Leading up to Election Day, public radio stations across the state are exploring how Texans’ religious beliefs affect the way they’re thinking about voting in November and the greater role of government in general. Want to share a story? Send us a voice memo.
Weeks before the 2020 presidential election, San Antonio Pastor John Hagee warned his 19,000-member Cornerstone Church about the future if "the wrong people” got elected.
“There will be no police force to stop the socialist mob that will come down the street to rob your house. To burn your house. To burn your city. To burn your business. To attack your church. To attack your synagogue,” Hagee said. “Pastors will be sent to jail, just like [what] happens in Russia or China. You think that can’t happen? It’s happening now in America!”
He’s just one of the state’s many influential religious leaders who eagerly jump into the swirling waters of political debate without concern of pushback. Under federal law, churches and nonprofits exempt from taxes are restricted from being involved in political campaigns. But lax enforcement of those rules means that churches — in Texas and across the country — continue to weigh into the political fray more and more, pushing the boundaries of what is allowed.

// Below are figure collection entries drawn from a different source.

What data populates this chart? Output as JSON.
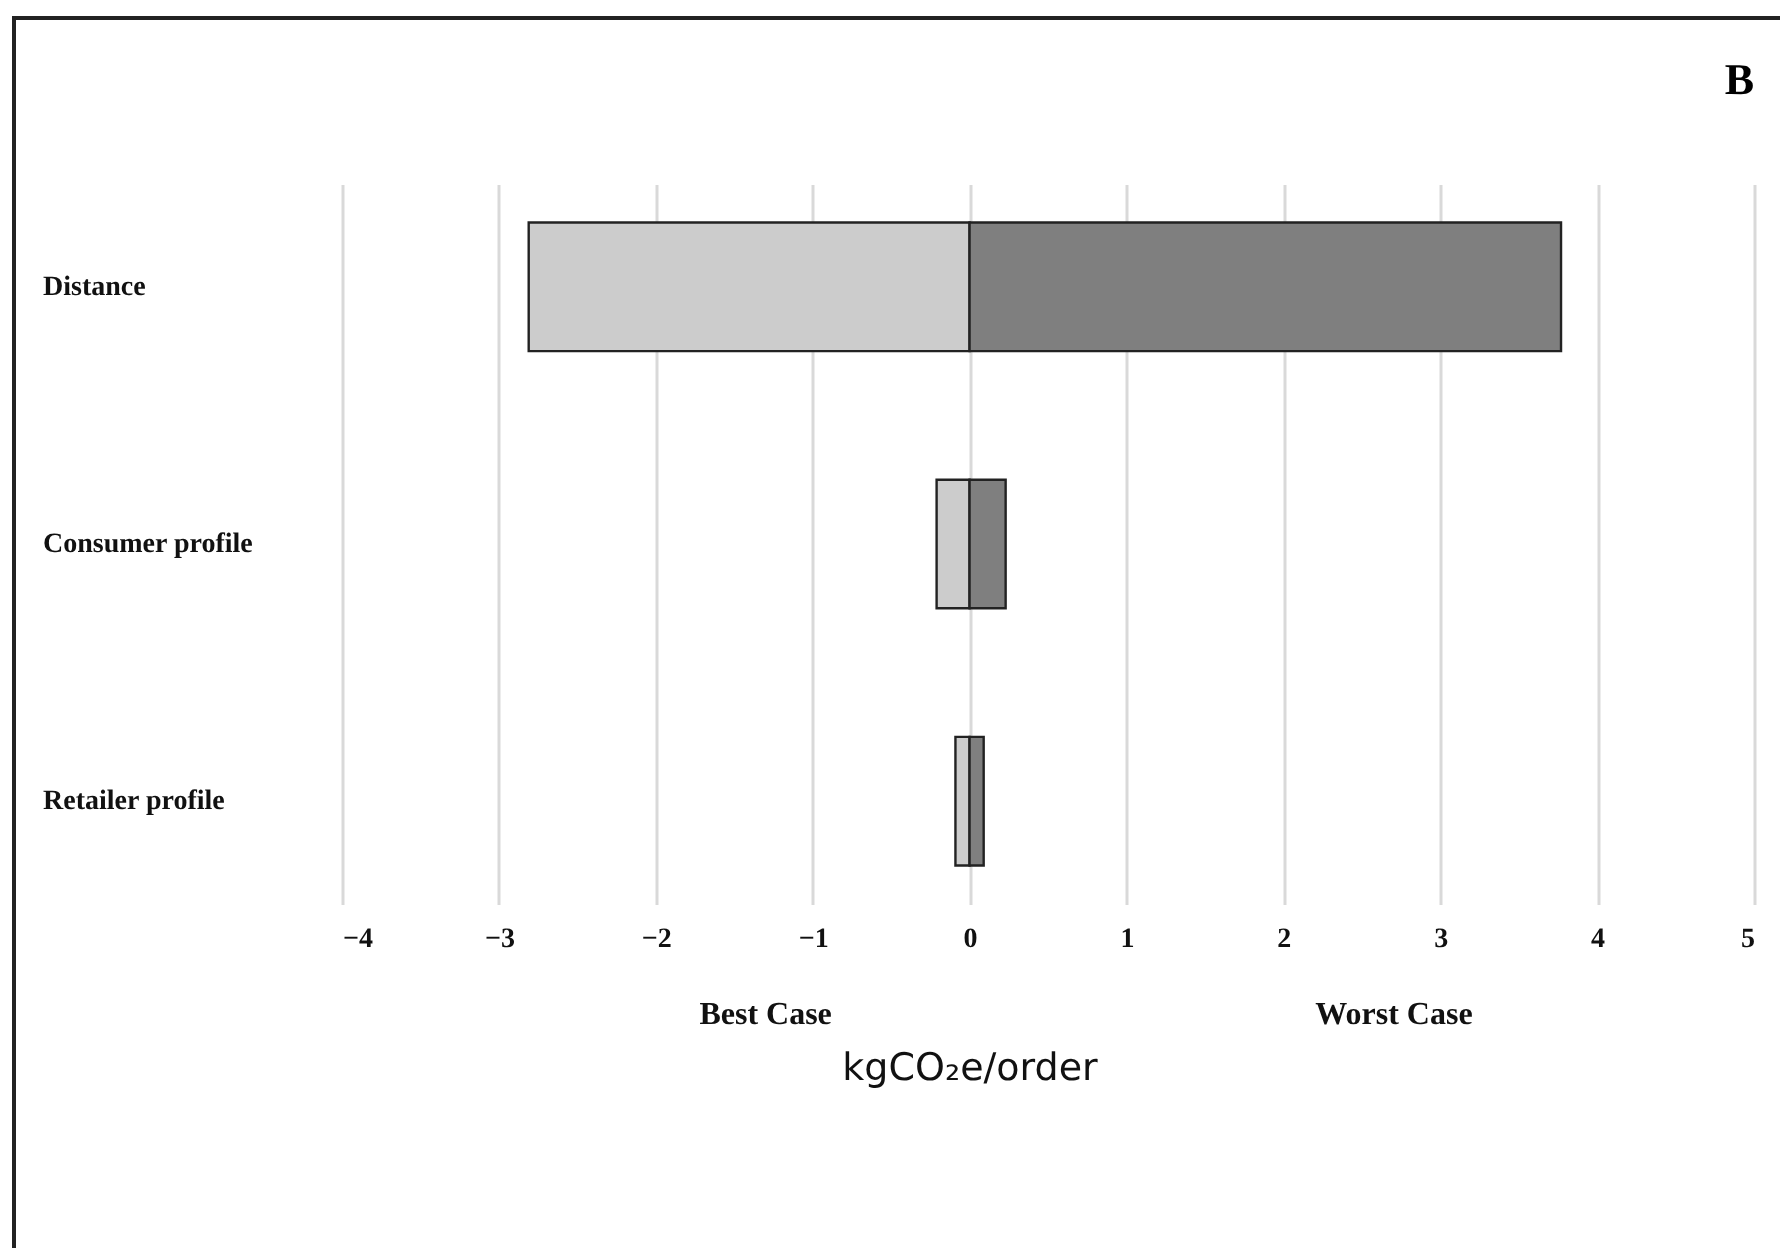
{
  "chart_data": {
    "type": "bar",
    "title": "B",
    "orientation": "horizontal",
    "stacked": true,
    "categories": [
      "Distance",
      "Consumer profile",
      "Retailer profile"
    ],
    "series": [
      {
        "color": "#cccccc",
        "values": [
          -2.81,
          -0.21,
          -0.09
        ]
      },
      {
        "color": "#7f7f7f",
        "values": [
          3.77,
          0.23,
          0.09
        ]
      }
    ],
    "xlim": [
      -4,
      5
    ],
    "xticks": [
      -4,
      -3,
      -2,
      -1,
      0,
      1,
      2,
      3,
      4,
      5
    ],
    "xlabel": "kgCO₂e/order",
    "grid": "x",
    "annotations": [
      "Best Case",
      "Worst Case"
    ]
  }
}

Churches and political speech
The Johnson Amendment lays out, through the Internal Revenue Service, how churches and nonprofits can navigate political speech and activities. Texas’ own Lyndon B. Johnson, then serving as one of the state’s U.S. senators in Washington, D.C., was the main force behind the 1954 legislation.
According to the IRS’s website, “All section 501(c)(3) organizations are absolutely prohibited from directly or indirectly participating in, or intervening in, any political campaign on behalf of (or in opposition to) any candidate for elective public office.”
Contributions to political campaigns and “public statements of position (verbal or written) made on behalf of the organization in favor of or in opposition to any candidate for public office” are also not allowed.
But today, those limits are taken less and less seriously, according to Eric McDaniel, a government professor at the University of Texas at Austin. He also co-directs the university’s Politics of Race and Ethnicity Lab.
“You're seeing churches are now challenging [the limits], and a lot of that is really based around the fact that churches realize that if somebody goes after them, that's not politically viable," McDaniel said.
That trend was amplified, in part, by former President Donald Trump. Just weeks after he was sworn in as president, Trump told attendees at the 2017 National Prayer Breakfast that he planned to do away with the Johnson Amendment.
A 2022 Texas Tribune/ProPublica investigation into churches’ political speech found at least 20 across the country, including many in Texas, violated the law during the 2020 election and 2022 midterms.
“At one point, churches fretted over losing their tax-exempt status for even unintentional missteps. But the IRS has largely abdicated its enforcement responsibilities as churches have become more brazen,” the Texas Tribune reported. To be clear, federal law doesn’t prohibit all types of political speech. “The law is fairly narrow in scope. Nonpartisan voter education activities and church-organized voter registration drives are legal. Pastors are free to preach on social and political issues of concern,” reported NPR.
The separation of church and state
The United States might have been founded on the idea that the church and state should be separate. But that concept is not explicitly stated in the U.S. Constitution.
McDaniel said that what citizens understand as the separation of church and state comes from the First Amendment, specifically: “Congress shall make no law respecting an establishment of religion, or prohibiting the free exercise thereof.”
“We've interpreted it as this separation that we will not have a state-sanctioned church. Therefore, the church will not dictate to the state, and the state will not dictate to the church,” he said.
To understand why the founding fathers wrote what they wrote, McDaniel said it’s important to remember what they were rebelling against.
“One of the concerns about the separation of church and state is that you did not want to have a state-sanctioned religion, such as what you saw in the Church of England, where your taxes automatically went to that church to fund that church,” he said.
But why hasn’t the modern U.S. government tried to rein in partisan churches? McDaniel blamed optics.
“They may be breaking the law,” he said, but church leaders know that “going after a church is not going to be well received.”